While both districts were just as beautiful as I’d hoped – all lush dense palm forests and sweeping grey-green rice paddies and cool mountain air – I quickly realised as we tumbled out of the car at Cribas that I’d taken the expats’ romantics a little too literally: while the villages were undoubtedly quieter, less crowded and not as built-up as Dili (and I couldn’t see a bottle of Bombay Sapphire or a bodycon dress anywhere), I’d been maybe a little hasty in my imagining. The ceremony commenced to a flurry of shutters from five or six DSLR cameras and a pan-piped remix of John Legend’s All of You thumping from enormous speakers; then wove through something more traditional, with a procession of tais-clad men draping woven tais around the shoulders of the ema boot in attendance (literally “big person”, but here it means “important”) – then, the village regulations were read through a microphone, the ceremony continued, and we celebrated at the end with a communal lunch and dancing.
I took my work’s camera to document the ceremony – and mistakenly (obnoxiously) assumed I’d be the only one with a DSLR. There were six of us and a videographer.
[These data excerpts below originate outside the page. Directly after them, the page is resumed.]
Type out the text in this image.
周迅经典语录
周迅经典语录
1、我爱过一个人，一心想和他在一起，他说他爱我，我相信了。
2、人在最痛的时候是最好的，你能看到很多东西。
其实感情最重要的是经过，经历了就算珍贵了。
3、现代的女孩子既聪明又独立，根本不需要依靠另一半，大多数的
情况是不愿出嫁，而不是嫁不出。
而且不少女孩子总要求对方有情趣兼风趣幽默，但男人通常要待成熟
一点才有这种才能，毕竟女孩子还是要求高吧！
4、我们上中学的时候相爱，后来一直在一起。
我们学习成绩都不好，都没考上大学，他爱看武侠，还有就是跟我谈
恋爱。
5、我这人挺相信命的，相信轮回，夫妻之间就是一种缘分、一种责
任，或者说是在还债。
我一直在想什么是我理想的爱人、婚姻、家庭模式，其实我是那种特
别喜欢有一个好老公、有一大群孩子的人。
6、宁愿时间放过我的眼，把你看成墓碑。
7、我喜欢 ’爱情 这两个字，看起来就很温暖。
Yesterday’s ceremony took a similar track – to an outsider, appearing to seamlessly adopt the conveniences of modern technology in order to embolden a traditional ceremony (when you’re throwing a party for 200 people, you probably need a rice cooker and a microphone), which had a decidedly progressive, future-focused perspective – the regulations being inaugurated will ensure the communities’ resilience against climate change. I loved the blending of traditional practises with small-village hospitality and the picking of modern tricks without falling slave to them (as I held my iPhone in my hand to prevent it falling from my pocket while using a squat toilet, I instinctively went to check Instagram, and wondered who was really in control).
And, I loved the reminder not to take the directive to go to the districts too literally – while this week has been hugely different from my regular Dili life, some things, like the smiling Timorese teens practising their English on me, the honking microlets, the piles of white rice and the seemingly ubiquitous pipes of Mr Legend reminded me that while a trip to the countryside may well be soothing to an urban soul, being outside a big city doesn’t automatically mean Neanderthal (and, similarly, living in the centre of a capital city doesn’t necessarily scream progress – Farol internet connection case in point).
My first trip to the districts was fascinating and grounding, and while I’m excited to return to Dili (vegetarian protein! gin tonics! my friends! The Goldfinch!) I’m optimistically titling this post #1 because I hope beyond belief this is the first trip of many.